ANN ARBOR - Moments after marrying Pem Dorjee Sherpa, Moni Mulepati phoned her parents to say she was on top of the world. She wasn't kidding: The call was placed from the summit of Mount Everest.
Mulepati, 23, and Dorjee Sherpa, 24, were wed May 30 atop the 29,029-foot-high mountain in their homeland of Nepal. They visited Ann Arbor this week to promote tourism in the tiny country tucked between India and China in south-central Asia.
Dorjee Sherpa said he believes he and his wife were the first to marry atop Mount Everest.
"People come from all over the world to climb the mountain and I knew of all kinds of records," he told the Detroit Free Press for a Tuesday story. "The first cancer climber, the first person to do it without a leg, the first blind man, the first person to do it without oxygen. I found out no one had been married on the mountain, so I figured that was the only record left. Why not? We're both mountaineers."
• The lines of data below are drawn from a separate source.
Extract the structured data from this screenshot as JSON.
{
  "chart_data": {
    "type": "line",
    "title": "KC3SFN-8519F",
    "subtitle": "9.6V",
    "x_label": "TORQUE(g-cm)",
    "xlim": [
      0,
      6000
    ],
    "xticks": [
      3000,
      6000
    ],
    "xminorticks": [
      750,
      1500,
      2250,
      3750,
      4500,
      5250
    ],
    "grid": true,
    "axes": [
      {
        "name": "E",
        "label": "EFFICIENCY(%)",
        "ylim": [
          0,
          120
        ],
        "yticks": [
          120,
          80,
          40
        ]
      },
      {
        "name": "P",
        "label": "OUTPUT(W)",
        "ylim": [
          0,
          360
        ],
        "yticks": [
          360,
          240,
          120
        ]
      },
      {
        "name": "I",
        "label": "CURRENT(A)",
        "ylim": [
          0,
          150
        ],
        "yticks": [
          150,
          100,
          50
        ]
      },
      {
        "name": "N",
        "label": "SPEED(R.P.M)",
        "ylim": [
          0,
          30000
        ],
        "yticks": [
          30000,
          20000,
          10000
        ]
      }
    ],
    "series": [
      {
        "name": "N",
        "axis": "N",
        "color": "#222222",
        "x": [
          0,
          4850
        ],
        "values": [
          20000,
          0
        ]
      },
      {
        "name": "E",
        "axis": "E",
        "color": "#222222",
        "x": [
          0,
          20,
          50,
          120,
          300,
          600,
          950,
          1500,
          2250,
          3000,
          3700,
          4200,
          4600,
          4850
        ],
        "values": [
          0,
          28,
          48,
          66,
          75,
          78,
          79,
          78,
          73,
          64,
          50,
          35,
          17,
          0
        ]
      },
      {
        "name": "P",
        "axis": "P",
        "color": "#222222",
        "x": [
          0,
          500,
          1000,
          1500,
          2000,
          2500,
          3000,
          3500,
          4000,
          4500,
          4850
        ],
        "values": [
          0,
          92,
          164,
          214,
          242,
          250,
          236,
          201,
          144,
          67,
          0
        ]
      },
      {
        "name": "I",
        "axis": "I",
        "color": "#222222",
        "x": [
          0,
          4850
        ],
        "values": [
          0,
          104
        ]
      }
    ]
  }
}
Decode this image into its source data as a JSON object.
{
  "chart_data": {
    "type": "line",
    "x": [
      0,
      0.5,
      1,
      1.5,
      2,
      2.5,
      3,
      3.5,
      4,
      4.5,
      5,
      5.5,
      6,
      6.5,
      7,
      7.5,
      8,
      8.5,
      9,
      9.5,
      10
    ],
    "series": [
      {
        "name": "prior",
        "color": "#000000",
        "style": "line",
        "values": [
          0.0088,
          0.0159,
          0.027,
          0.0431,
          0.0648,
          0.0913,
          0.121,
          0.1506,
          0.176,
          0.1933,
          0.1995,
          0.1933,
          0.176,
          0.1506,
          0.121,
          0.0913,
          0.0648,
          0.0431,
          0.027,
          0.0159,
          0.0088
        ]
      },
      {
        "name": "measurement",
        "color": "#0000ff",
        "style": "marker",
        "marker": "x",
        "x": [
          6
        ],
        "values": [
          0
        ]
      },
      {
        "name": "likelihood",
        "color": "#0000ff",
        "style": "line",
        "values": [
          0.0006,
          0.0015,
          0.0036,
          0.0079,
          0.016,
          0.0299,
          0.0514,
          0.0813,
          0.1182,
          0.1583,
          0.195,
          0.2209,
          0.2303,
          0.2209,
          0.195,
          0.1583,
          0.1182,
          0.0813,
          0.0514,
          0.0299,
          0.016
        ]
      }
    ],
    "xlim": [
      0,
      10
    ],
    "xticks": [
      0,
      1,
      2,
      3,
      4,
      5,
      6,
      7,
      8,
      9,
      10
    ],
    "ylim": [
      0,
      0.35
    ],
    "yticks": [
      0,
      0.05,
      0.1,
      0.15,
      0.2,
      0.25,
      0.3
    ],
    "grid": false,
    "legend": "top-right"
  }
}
Indeed, before they loved each other, they loved mountain climbing.
Dorjee Sherpa, envious of the world travelers who came to Nepal to scale Mount Everest, signed up for an advanced climbing course in December 2003. He is a Sherpa, the ethnic group that lives mainly in the mountains and is known for its climbing skills.
Mulepati took a 10-day women's-only mountain climbing course in April 2003, then enrolled in a 45-day advanced class that December. She was one of four women in the class; Dorjee Sherpa was one of the 32 men. A relationship developed.
On June 18, they held a traditional Newari wedding.